Woodbury University Hollywood Outpost presents Building Drawings, an exhibition featuring the work of Bryan Cantley of Form:uLA, an experimental design studio in Los Angeles. Cantley is a professor of Design Theory at CSUF, School of the Arts, and as the founder of Form:uLA, his work explores the boundaries of architecture and representation and the role of drawing within the discourse of visionary space.
Building Drawings Reception
Saturday, October 20, 2018 at 6-9pm
6518 Hollywood Blvd, Los Angeles, CA 90028
Formu:LA has been conducting architectural research and experimentation since 1992. The work of Form:uLA recognizes + celebrates movement and makes an attempt to explore the relationship between physical environment, inhabitant, and observer. Process and methodology are the strong areas of pursuit in both Cantley’s studio and teaching approach. The studio attempts to define the solving of problems without becoming a slave to style or aesthetic convention. Having limited precedence, the work brings the association between architecture and the culture of technology into sharper focus. The approach centers on process: shape grammars, formal transformations, and Hyperspace theory.
An alumnus of UCLA, Bryan has lectured at a number of architecture schools internationally, and has taught as visiting faculty at SCI-Arc and Woodbury.
The San Francisco Museum of Modern Art purchased eleven of Bryan’s models and drawings in 2001 as a part of their permanent collection. He is also the recipient of a Graham Foundation Grant (2002) and has held a solo exhibition and served as the International Guest Lecturer at the Bartlett School of Architecture in 2008 and 2017. Cantley’s work has been exhibited at the SFMOMA, UNCC, and UCLA, among other institutions.

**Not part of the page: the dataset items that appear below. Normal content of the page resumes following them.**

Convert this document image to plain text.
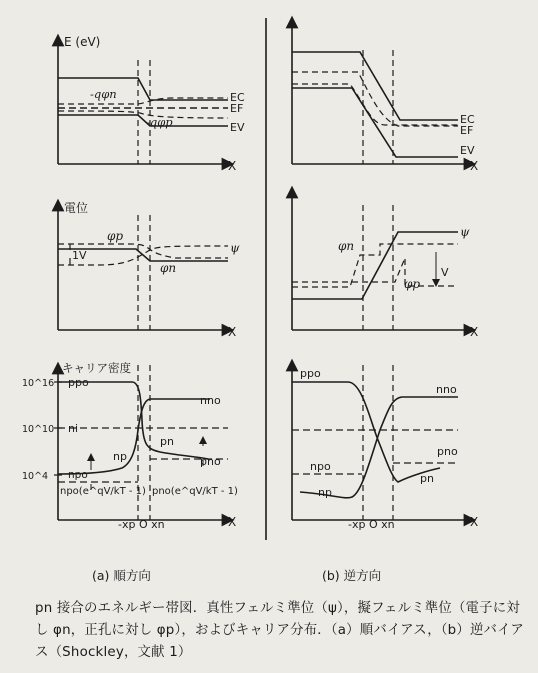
E (eV)
-qφn
-qφp
EC
EF
EV
X
電位
φp
φn
1V
ψ
X
キャリア密度
10^16
10^10
10^4
ppo
nno
ni
np
pn
pno
npo
npo(e^qV/kT - 1) pno(e^qV/kT - 1)
-xp O xn	X
EC
EF
EV
X
φn
φp
V
ψ
X
ppo
nno
pno
npo
np
pn
-xp O xn	X
(a) 順方向	(b) 逆方向
pn 接合のエネルギー帯図．真性フェルミ準位（ψ），擬フェルミ準位（電子に対し φn，正孔に対し φp），およびキャリア分布．（a）順バイアス，（b）逆バイアス（Shockley，文献 1）
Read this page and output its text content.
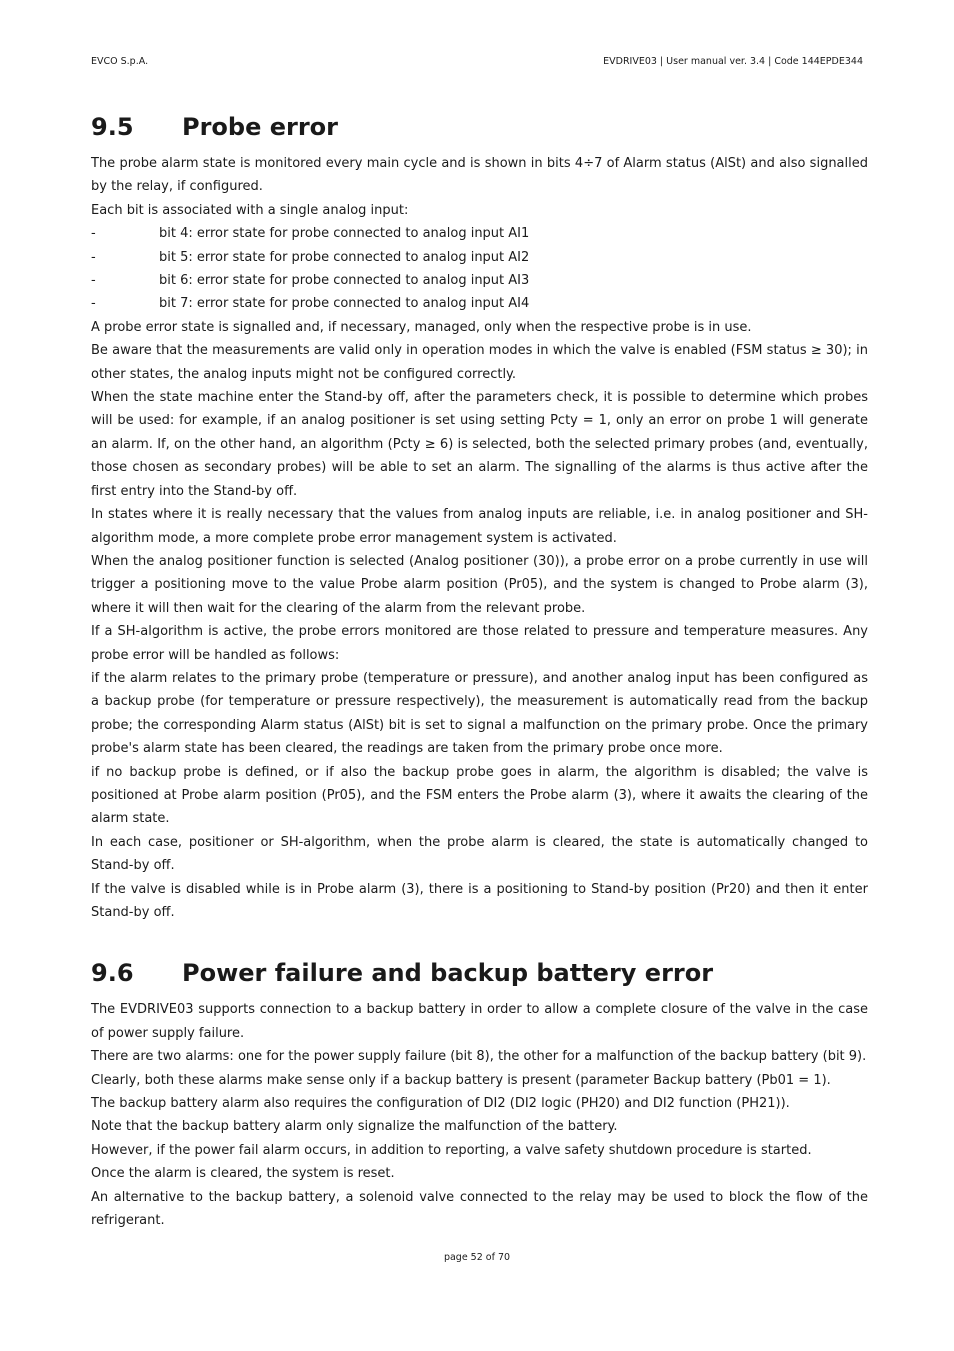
EVCO S.p.A.	EVDRIVE03 | User manual ver. 3.4 | Code 144EPDE344
9.5	Probe error

The probe alarm state is monitored every main cycle and is shown in bits 4÷7 of Alarm status (AlSt) and also signalled by the relay, if configured.

Each bit is associated with a single analog input:

-	bit 4: error state for probe connected to analog input AI1
-	bit 5: error state for probe connected to analog input AI2
-	bit 6: error state for probe connected to analog input AI3
-	bit 7: error state for probe connected to analog input AI4

A probe error state is signalled and, if necessary, managed, only when the respective probe is in use.

Be aware that the measurements are valid only in operation modes in which the valve is enabled (FSM status ≥ 30); in other states, the analog inputs might not be configured correctly.

When the state machine enter the Stand-by off, after the parameters check, it is possible to determine which probes will be used: for example, if an analog positioner is set using setting Pcty = 1, only an error on probe 1 will generate an alarm. If, on the other hand, an algorithm (Pcty ≥ 6) is selected, both the selected primary probes (and, eventually, those chosen as secondary probes) will be able to set an alarm. The signalling of the alarms is thus active after the first entry into the Stand-by off.

In states where it is really necessary that the values from analog inputs are reliable, i.e. in analog positioner and SH-algorithm mode, a more complete probe error management system is activated.

When the analog positioner function is selected (Analog positioner (30)), a probe error on a probe currently in use will trigger a positioning move to the value Probe alarm position (Pr05), and the system is changed to Probe alarm (3), where it will then wait for the clearing of the alarm from the relevant probe.

If a SH-algorithm is active, the probe errors monitored are those related to pressure and temperature measures. Any probe error will be handled as follows:

if the alarm relates to the primary probe (temperature or pressure), and another analog input has been configured as a backup probe (for temperature or pressure respectively), the measurement is automatically read from the backup probe; the corresponding Alarm status (AlSt) bit is set to signal a malfunction on the primary probe. Once the primary probe's alarm state has been cleared, the readings are taken from the primary probe once more.

if no backup probe is defined, or if also the backup probe goes in alarm, the algorithm is disabled; the valve is positioned at Probe alarm position (Pr05), and the FSM enters the Probe alarm (3), where it awaits the clearing of the alarm state.

In each case, positioner or SH-algorithm, when the probe alarm is cleared, the state is automatically changed to Stand-by off.

If the valve is disabled while is in Probe alarm (3), there is a positioning to Stand-by position (Pr20) and then it enter Stand-by off.

9.6	Power failure and backup battery error

The EVDRIVE03 supports connection to a backup battery in order to allow a complete closure of the valve in the case of power supply failure.

There are two alarms: one for the power supply failure (bit 8), the other for a malfunction of the backup battery (bit 9).

Clearly, both these alarms make sense only if a backup battery is present (parameter Backup battery (Pb01 = 1).

The backup battery alarm also requires the configuration of DI2 (DI2 logic (PH20) and DI2 function (PH21)).

Note that the backup battery alarm only signalize the malfunction of the battery.

However, if the power fail alarm occurs, in addition to reporting, a valve safety shutdown procedure is started.

Once the alarm is cleared, the system is reset.

An alternative to the backup battery, a solenoid valve connected to the relay may be used to block the flow of the refrigerant.

page 52 of 70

Cantley’s solo exhibition “Dirty Geometries + Mechanical Imperfections” premiered at SCI-Arc in 2014, and his work was featured in AD Magazine’s “Drawing Strength From Machinery” in 2008, and “Drawing Architecture” in 2013. Cantley has also had drawings published in the Journal of Architectural Education and numerous other international magazines including Surrealism and Architecture (2016) and Celebrating the Marvelous: Surrealism in Architecture (2018). He is presently working on a follow-up to his first monograph, Mechudzu (2011), tentatively titled “Speculative Coolness”.